Kapitel 70 – Julians Einfall



Sonntag fuhr Philipp schon morgens zu dem Ort an dem sein diesjähriges Sommercamp am nächsten Tag starten würde. Er vergewisserte sich, dass alles fertig war und es den Kindern an nichts fehlen würde. Das war ihm wirklich ein großes Anliegen. Er machte das hier für die Kinder und da war es das Wichtigste, dass diese sich wohl fühlten.
Er ging mit den Betreuern, mit denen er sich getroffen hatte, die Pläne durch. Mittwoch sollte Bastian dann nachmittags vorbeikommen und den Kindern Fragen beantworten und mit ihnen etwas arbeiten. Er freute sich. Natürlich würde er sowohl am Tag er Eröffnung als auch am Mittwoch dabei sein. Das ließ er sich nicht nehmen.

Zwischen neun und zehn Uhr wurden die Kinder gebracht. Philipp empfing sie mit den Betreuern herzlich. Erst mal wurden alle Kinder in ihre Unterkünfte gebracht, ehe es nach einer ersten Information und Fragerunde mit Philipp zum gemeinsamen Mittagessen ging.
Danach verschwand er aber wieder und legte alles in die Hand der geschulten Betreuer.
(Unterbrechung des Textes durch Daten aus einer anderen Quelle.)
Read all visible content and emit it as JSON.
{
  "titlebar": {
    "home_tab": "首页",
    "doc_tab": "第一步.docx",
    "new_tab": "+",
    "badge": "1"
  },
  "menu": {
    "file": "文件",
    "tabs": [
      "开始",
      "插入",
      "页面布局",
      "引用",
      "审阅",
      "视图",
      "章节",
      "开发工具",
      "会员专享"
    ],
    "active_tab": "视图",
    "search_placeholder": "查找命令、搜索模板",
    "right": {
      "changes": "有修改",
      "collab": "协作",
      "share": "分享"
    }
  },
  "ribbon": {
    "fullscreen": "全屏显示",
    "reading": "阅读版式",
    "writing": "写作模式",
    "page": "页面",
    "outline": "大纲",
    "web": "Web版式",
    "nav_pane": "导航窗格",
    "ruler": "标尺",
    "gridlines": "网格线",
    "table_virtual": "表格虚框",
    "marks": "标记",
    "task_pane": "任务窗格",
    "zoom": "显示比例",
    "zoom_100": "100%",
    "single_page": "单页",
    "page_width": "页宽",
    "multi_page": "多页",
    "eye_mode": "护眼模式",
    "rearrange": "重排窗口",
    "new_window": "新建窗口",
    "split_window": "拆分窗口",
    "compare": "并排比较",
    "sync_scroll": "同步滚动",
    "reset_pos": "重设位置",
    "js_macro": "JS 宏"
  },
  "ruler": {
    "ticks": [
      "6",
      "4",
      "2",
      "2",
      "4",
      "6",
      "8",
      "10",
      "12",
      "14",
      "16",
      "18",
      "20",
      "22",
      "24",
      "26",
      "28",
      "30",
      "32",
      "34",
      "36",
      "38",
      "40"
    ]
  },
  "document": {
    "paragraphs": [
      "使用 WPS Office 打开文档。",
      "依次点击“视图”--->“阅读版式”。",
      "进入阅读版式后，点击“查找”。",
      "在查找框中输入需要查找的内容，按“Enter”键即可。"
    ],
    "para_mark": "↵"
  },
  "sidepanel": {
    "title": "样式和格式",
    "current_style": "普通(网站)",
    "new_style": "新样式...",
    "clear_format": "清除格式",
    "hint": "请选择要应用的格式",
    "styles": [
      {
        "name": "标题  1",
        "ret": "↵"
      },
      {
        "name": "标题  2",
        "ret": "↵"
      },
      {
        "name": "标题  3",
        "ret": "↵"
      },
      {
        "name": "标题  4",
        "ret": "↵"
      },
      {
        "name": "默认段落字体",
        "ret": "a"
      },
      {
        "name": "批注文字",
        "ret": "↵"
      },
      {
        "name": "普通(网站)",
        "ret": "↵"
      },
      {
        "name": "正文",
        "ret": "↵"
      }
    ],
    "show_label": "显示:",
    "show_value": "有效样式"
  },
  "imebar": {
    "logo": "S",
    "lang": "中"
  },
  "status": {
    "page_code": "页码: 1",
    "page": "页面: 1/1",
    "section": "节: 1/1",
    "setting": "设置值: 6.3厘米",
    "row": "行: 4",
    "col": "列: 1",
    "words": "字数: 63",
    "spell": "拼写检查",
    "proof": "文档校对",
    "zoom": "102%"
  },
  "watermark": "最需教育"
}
Das Auto stellte er wie immer vor dem Haus ab und während er ausstieg, zückte er schon sein Handy, um Bastian eine SMS zu schreiben.
//Hey, die Kids sind gut angekommen und freuen sich auf deinen Besuch am Mittwoch ;) also der Termin um 13:30 Uhr steht, oder? Liebe Grüße Phil//


Noch bevor er die Haustür aufgeschlossen hatte, schickte er die SMS weg.


„Ich bin wieder da“, rief er in den Flur und streifte seine Schuhe ab.


„Das trifft sich gut“, Claudia kam mit Julian auf dem Arm aus der Küche. „Dann kann ich eben noch einkaufen fahren. Wie war es denn?“ Sie gab ihm einen Kuss und direkt auch den kleinen Knirps auf den Arm.


„Echt super“, strahlte ihr Mann direkt. „Es ist immer wieder schön zu sehen, dass es eine der besten Entscheidungen meines Lebens war diese Stiftung zu gründen und das Camp ins Leben zu rufen.“


„Das freut mich“, sofort lächelte auch Claudia, zog ihre Schuhe an und gab ihm direkt noch einen Kuss. Dieses Mal war er etwas intensiver. „Ich liebe dich“, hauchte sie.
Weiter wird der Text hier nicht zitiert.